Zwischen Dezember 1995 und April 2001 impften die Heidelberger Forscher 23 Patienten mit Glioblastomen mit körpereigenen Tumorzellen.

Ihnen gegenüber stand eine Kontrollgruppe von 87 Patienten, die nicht geimpft wurde. Alle Patienten hatten nach der chirurgischen Resektion ihres Tumors an einer Strahlentherapie, viele von ihnen auch noch an einer Chemotherapie teilgenommen. Bis zu acht Mal wurden die 23 Patienten der Verumgruppe mit jeweils drei bis vier Wochen Abstand in die Haut ihres Oberschenkels geimpft.

Doppelte Überlebensrate auch in größeren Studien?

Die Impfungen wurden von den Patienten gut vertragen und riefen keine Nebenwirkungen hervor, die die Lebensqualität der Patienten beeinträchtigt hätten. Bei den geimpften Patienten konnten deutlich erhöhte Zahlen von Anti-Tumor-Immunzellen nachgewiesen werden. Die durchschnittliche Überlebenszeit der geimpften Patienten betrug 100 Wochen – gegenüber einem durchschnittlichen Wert von 49 Wochen in der Kontrollgruppe. 39 Prozent der geimpften Patienten überlebten länger als zwei Jahre – während dies in der Kontrollgruppe nur elf Prozent gelang.

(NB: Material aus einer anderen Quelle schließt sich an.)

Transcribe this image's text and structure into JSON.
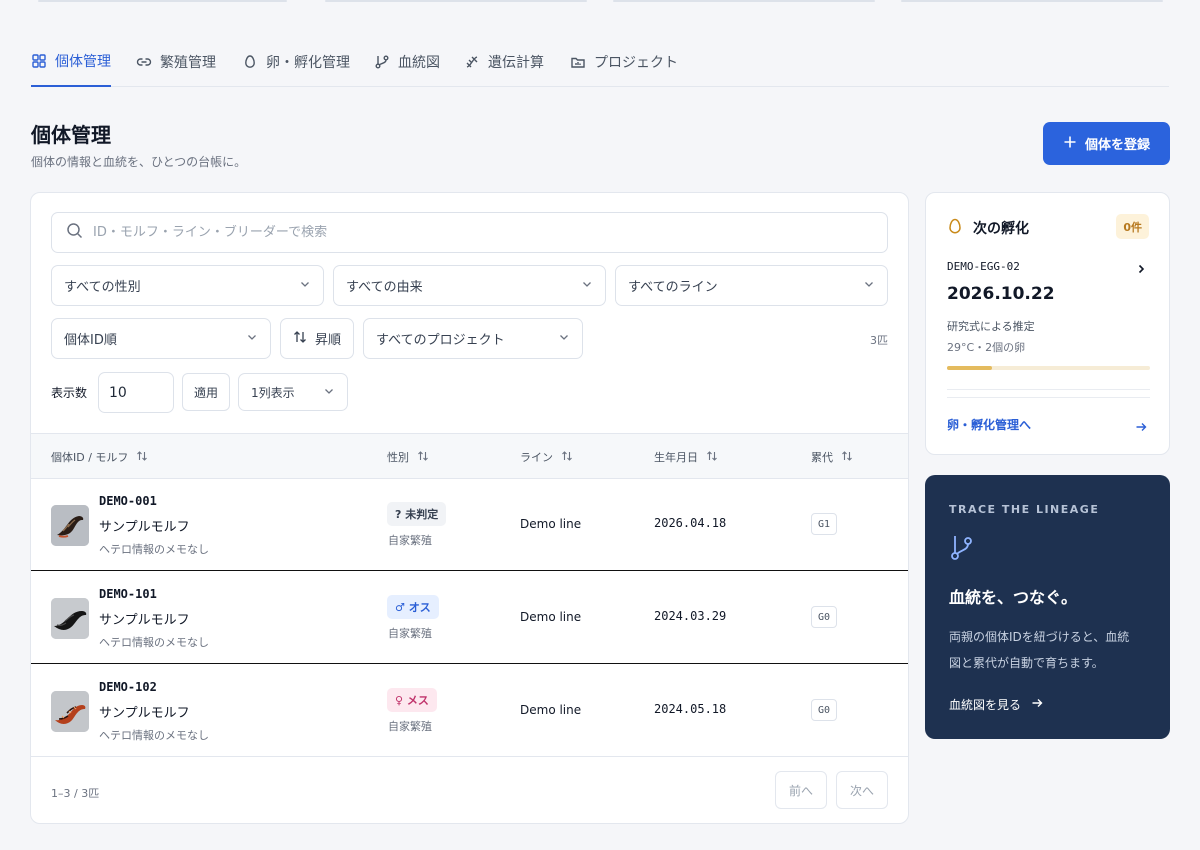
{
  "tabs": [
    {
      "label": "個体管理",
      "icon": "grid-icon"
    },
    {
      "label": "繁殖管理",
      "icon": "link-icon"
    },
    {
      "label": "卵・孵化管理",
      "icon": "egg-icon"
    },
    {
      "label": "血統図",
      "icon": "branch-icon"
    },
    {
      "label": "遺伝計算",
      "icon": "dna-icon"
    },
    {
      "label": "プロジェクト",
      "icon": "folder-icon"
    }
  ],
  "header": {
    "title": "個体管理",
    "subtitle": "個体の情報と血統を、ひとつの台帳に。",
    "register_button": "個体を登録"
  },
  "filters": {
    "search_placeholder": "ID・モルフ・ライン・ブリーダーで検索",
    "sex": "すべての性別",
    "origin": "すべての由来",
    "line": "すべてのライン",
    "sort": "個体ID順",
    "order": "昇順",
    "project": "すべてのプロジェクト",
    "count": "3匹",
    "show_label": "表示数",
    "show_value": "10",
    "apply": "適用",
    "layout": "1列表示"
  },
  "table": {
    "columns": [
      "個体ID / モルフ",
      "性別",
      "ライン",
      "生年月日",
      "累代"
    ],
    "rows": [
      {
        "id": "DEMO-001",
        "morph": "サンプルモルフ",
        "note": "ヘテロ情報のメモなし",
        "sex": "? 未判定",
        "sex_type": "unknown",
        "origin": "自家繁殖",
        "line": "Demo line",
        "birth": "2026.04.18",
        "gen": "G1"
      },
      {
        "id": "DEMO-101",
        "morph": "サンプルモルフ",
        "note": "ヘテロ情報のメモなし",
        "sex": "♂ オス",
        "sex_type": "male",
        "origin": "自家繁殖",
        "line": "Demo line",
        "birth": "2024.03.29",
        "gen": "G0"
      },
      {
        "id": "DEMO-102",
        "morph": "サンプルモルフ",
        "note": "ヘテロ情報のメモなし",
        "sex": "♀ メス",
        "sex_type": "female",
        "origin": "自家繁殖",
        "line": "Demo line",
        "birth": "2024.05.18",
        "gen": "G0"
      }
    ]
  },
  "pagination": {
    "summary": "1–3 / 3匹",
    "prev": "前へ",
    "next": "次へ"
  },
  "hatch": {
    "title": "次の孵化",
    "badge": "0件",
    "egg_id": "DEMO-EGG-02",
    "date": "2026.10.22",
    "method": "研究式による推定",
    "conditions": "29°C・2個の卵",
    "progress": 0.22,
    "link": "卵・孵化管理へ"
  },
  "promo": {
    "eyebrow": "TRACE THE LINEAGE",
    "title": "血統を、つなぐ。",
    "body_line1": "両親の個体IDを紐づけると、血統",
    "body_line2": "図と累代が自動で育ちます。",
    "link": "血統図を見る"
  },
  "colors": {
    "accent": "#2b63dd",
    "promo_bg": "#1e3150",
    "hatch_bar": "#e4bb5e"
  }
}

„Das ist eine hohe Überlebensrate, die bisher noch mit keiner anderen Behandlungsart erreicht wurde“, kommentiert Hans Herbert Steiner, erinnert aber gleichzeitig daran, dass die Ergebnisse der Pilotstudie nicht ohne weiteres zu verallgemeinern seien. Denn die Studie habe nur wenige Patienten eingeschlossen, die zudem nicht nach dem Zufallsprinzip den beiden Gruppen zugeteilt worden seien. Sie weise aber mit ihren bemerkenswerten Resultaten in Richtung eines vielversprechenden Behandlungskonzeptes für Glioblastome, dessen Effektivität nun in größeren, randomisierten Studien geprüft werden solle.